Tutorial: Pytorch with DDL

This tutorial explains the necessary steps for enabling distributed deep learning (DDL) from within the Pytorch script examples provided in the WML CE distribution. DDL is directly integrated into the Pytorch distributed communication package, torch.distributed, as the backend ddl.

Additional information regarding torch.distributed: https://pytorch.org/docs/stable/distributed.html

Enabling DDL in a Pytorch program

The DDL Pytorch integration makes it simple to run a Pytorch program on a cluster. To enable DDL, you simply need to initialize the Pytorch package torch.distributed with the backend DDL before any other method in the program. The init_method needs to be set to env://, as shown in this example:

torch.distributed.init_process_group('ddl', init_method='env://')

For the distributed program to work most efficiently, the data needs to be split among each DDL instance. The following two methods are approaches in which the data can be split:

Splitting training data manually

In this approach, you split the data and make the dist.all_reduce call manually.

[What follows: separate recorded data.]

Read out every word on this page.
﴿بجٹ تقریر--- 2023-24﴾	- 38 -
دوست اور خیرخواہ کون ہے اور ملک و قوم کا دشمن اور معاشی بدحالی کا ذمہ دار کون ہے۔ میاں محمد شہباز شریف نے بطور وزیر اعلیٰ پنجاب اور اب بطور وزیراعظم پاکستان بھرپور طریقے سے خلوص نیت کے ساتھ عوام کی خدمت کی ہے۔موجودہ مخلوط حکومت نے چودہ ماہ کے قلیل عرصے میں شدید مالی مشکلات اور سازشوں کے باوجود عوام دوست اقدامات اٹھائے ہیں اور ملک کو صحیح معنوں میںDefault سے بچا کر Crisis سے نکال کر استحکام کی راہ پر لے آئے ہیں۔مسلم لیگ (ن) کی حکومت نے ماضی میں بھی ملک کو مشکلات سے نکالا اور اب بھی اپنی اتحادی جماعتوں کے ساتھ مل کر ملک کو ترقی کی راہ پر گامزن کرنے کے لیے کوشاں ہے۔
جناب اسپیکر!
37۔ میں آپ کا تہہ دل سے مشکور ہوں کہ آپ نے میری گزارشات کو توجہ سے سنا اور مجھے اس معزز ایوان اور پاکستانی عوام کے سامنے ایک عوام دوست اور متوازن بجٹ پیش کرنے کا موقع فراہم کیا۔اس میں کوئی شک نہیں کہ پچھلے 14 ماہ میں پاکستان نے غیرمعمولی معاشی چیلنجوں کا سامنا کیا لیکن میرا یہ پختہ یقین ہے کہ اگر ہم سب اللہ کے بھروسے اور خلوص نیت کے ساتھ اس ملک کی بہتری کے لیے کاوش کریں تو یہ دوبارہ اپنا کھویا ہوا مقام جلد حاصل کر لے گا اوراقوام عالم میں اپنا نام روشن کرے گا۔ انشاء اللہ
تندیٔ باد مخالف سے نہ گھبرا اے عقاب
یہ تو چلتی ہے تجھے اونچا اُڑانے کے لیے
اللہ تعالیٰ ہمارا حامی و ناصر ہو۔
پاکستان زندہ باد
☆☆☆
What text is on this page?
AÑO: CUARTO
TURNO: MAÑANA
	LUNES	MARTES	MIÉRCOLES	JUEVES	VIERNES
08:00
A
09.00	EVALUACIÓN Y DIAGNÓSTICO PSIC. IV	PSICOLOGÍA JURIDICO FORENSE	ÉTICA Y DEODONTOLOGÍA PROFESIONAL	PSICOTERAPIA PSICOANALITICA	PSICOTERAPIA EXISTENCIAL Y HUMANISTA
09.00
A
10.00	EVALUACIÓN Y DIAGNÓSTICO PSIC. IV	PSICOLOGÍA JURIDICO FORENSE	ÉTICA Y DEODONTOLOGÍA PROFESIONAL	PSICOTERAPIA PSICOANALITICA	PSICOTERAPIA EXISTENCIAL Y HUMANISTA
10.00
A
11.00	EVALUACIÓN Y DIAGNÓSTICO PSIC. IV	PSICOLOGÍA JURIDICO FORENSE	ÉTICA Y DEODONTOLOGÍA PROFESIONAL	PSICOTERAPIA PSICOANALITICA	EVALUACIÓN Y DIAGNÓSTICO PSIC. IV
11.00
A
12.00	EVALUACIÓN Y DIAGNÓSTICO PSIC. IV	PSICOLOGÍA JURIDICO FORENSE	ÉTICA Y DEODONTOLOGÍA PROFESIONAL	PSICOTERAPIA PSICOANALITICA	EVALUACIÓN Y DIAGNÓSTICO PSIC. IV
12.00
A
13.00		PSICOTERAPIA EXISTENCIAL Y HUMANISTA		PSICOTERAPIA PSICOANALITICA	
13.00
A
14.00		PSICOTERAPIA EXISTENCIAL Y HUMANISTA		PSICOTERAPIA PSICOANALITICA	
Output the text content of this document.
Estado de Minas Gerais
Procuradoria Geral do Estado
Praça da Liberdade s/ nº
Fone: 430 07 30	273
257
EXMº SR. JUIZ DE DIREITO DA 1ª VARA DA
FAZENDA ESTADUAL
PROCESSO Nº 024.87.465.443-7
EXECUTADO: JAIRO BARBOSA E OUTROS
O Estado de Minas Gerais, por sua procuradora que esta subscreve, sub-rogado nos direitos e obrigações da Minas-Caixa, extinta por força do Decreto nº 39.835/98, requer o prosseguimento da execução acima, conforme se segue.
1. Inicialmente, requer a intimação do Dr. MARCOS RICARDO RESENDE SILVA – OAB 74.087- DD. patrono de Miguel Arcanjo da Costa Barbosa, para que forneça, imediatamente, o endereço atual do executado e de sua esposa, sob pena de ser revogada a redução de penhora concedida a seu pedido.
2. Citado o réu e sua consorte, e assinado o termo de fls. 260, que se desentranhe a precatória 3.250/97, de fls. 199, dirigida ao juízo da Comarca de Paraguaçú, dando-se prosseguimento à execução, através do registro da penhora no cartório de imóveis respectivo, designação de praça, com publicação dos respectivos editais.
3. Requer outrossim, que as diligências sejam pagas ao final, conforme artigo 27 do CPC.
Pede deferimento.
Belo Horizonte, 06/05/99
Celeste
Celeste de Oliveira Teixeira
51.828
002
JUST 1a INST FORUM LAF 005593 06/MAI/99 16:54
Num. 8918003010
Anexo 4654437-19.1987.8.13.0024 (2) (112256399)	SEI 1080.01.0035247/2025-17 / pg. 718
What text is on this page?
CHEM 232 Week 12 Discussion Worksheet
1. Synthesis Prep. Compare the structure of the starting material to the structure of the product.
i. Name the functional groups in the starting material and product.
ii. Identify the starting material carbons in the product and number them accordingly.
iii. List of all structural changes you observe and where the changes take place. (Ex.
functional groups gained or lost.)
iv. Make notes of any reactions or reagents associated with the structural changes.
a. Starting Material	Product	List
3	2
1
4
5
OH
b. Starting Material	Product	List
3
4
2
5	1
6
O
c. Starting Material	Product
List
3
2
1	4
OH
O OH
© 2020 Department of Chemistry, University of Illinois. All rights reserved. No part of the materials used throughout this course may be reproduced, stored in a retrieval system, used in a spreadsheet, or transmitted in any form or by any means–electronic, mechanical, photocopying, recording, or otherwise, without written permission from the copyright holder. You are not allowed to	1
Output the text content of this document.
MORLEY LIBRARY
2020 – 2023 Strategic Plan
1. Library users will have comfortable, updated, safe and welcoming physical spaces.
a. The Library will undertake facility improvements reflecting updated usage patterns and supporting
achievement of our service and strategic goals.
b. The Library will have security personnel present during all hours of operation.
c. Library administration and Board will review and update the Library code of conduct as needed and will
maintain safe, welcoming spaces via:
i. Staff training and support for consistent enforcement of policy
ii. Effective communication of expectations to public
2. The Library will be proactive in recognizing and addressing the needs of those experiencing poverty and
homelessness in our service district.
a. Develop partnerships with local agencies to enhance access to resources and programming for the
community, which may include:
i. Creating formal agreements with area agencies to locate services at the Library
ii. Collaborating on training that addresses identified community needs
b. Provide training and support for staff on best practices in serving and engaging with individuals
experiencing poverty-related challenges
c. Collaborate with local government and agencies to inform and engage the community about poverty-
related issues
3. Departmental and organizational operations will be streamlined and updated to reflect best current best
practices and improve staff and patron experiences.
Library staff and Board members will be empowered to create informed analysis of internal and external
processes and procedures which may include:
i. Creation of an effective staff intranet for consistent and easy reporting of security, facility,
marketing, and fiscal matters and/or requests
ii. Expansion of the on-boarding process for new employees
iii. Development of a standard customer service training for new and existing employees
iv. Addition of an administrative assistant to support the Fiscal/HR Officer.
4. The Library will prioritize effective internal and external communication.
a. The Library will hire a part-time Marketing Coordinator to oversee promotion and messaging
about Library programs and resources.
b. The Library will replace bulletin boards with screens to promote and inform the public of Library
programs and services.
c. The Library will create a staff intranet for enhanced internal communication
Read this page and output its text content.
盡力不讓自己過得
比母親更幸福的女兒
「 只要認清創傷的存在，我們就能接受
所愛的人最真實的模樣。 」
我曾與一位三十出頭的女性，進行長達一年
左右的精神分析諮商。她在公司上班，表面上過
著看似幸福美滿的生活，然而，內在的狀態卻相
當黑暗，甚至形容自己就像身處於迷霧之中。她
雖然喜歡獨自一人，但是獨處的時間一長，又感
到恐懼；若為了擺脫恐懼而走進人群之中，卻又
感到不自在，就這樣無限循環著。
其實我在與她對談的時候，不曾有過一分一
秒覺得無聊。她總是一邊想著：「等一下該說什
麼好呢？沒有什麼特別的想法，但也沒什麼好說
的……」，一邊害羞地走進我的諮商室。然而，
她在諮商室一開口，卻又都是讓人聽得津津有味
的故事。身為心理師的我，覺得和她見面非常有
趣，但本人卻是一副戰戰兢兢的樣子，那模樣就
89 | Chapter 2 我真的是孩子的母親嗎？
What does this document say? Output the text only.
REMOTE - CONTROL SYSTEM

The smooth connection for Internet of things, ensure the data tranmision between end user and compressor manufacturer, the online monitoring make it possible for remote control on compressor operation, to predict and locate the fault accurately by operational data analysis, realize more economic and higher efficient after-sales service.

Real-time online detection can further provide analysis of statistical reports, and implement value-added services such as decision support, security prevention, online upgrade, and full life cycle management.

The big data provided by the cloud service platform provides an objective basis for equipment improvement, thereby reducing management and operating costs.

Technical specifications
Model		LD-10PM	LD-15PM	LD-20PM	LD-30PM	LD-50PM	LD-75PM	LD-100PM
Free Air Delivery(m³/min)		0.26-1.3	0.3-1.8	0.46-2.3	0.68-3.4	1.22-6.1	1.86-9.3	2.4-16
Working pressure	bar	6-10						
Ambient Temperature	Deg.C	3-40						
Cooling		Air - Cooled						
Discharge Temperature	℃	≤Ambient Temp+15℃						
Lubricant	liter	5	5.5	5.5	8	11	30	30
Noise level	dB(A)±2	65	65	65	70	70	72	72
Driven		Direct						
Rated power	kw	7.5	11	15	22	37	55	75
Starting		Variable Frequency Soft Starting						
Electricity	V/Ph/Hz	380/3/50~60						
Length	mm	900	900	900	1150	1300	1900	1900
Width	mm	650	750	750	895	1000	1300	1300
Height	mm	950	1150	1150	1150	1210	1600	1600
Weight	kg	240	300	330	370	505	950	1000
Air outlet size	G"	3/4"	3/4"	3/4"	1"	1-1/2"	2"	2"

The mnist.py script was modified in this manner to split the training data, as described above, to enable DDL. The modified script can be found in
CONDA_PREFIX/lib/python$PY_VER/site-packages/torch/examples/ddl_examples/mnist/mnist.py
.

For more detailed information about how the data is being split, see the Pytorch tutorial on Writing Distributed Applications

Splitting training data through Pytorch module DistributedDataParallel and DistributedSampler

Pytorch offers a DistributedSampler module that performs the training data split amongst the DDL instances and DistributedDataParallel that does the averaging of the gradients on the backward pass. DDL does not support the num_workers argument passed to torch.utils.data.DataLoader, unexpected behavior may occur.

kwargs = {'pin_memory': True}
train_sampler = torch.utils.data.distributed.DistributedSampler(dataset, world_size, rank)
train_data = torch.utils.data.DataLoader(dataset, batch_size=batch_size, shuffle=False,
                                         sampler=train_sampler, **kwargs)

If this behavior occurs, wrap your model with the DistributedDataParallel module.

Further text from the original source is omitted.